A spectroscopic model for the low-lying electronic states of NO

TL;DR

This paper develops a spectroscopic model for nitric oxide's low-lying electronic states, combining empirical data and ab initio calculations to accurately predict its rovibronic structure for the near ultraviolet spectrum.

Contribution

It introduces a comprehensive method integrating empirical MARVEL data and ab initio calculations to model NO's electronic states, including complex avoided crossings.

Findings

Good agreement between calculated and observed energy levels

Validated the modeling approach for open shell systems

Provided detailed line lists for NO's ultraviolet spectrum

Abstract

The rovibronic structure of A$^2\Sigma^+$, B$^2\Pi$ and C$^2\Pi$ states of nitric oxide (NO)is studied with the aim of producing comprehensive line lists for its near ultraviolet spectrum.

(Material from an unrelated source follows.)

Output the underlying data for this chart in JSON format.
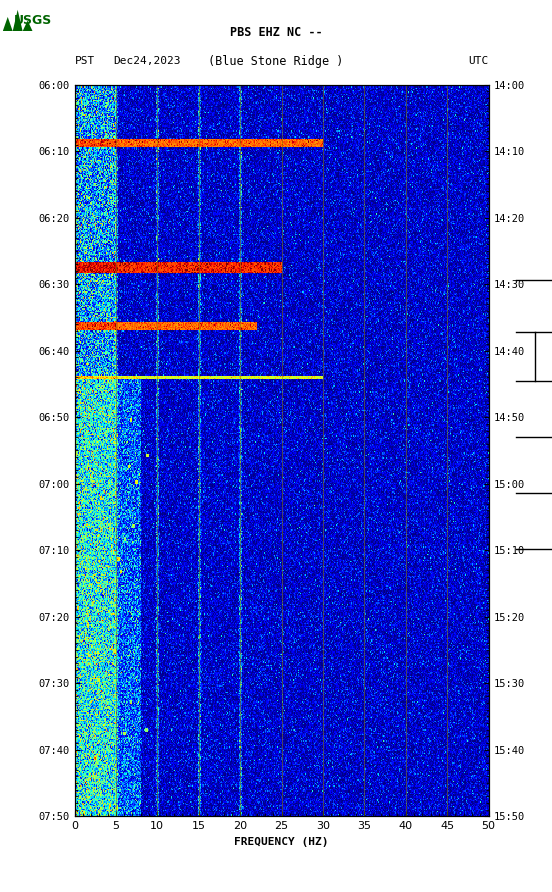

Empirical energy levels for the three electronic states are determined using the a combination of the empirical MARVEL procedure and ab initio calculations, and the available experimental data are critically evaluated. Abinito methods which deal simultaneously with the Rydberg-like A$^2\Sigma^+$ and C$^2\Pi$, and the valence B$^2\Pi$ state are tested. Methods of modeling the sharp avoided crossing between the B$^2\Pi$ and C$^2\Pi$ states are tested. A rovibronic Hamiltonian matrix is constructed using variational nuclear motion program DUO whose eigenvalues are fitted to the MARVEL energy levels. The matrix also includes coupling terms obtained from the refinement of the ab initio potential energy and spin-orbit coupling curves. Calculated and observed energy levels agree well with each other, validating the applicability of our method and providing a useful model for this open shell system.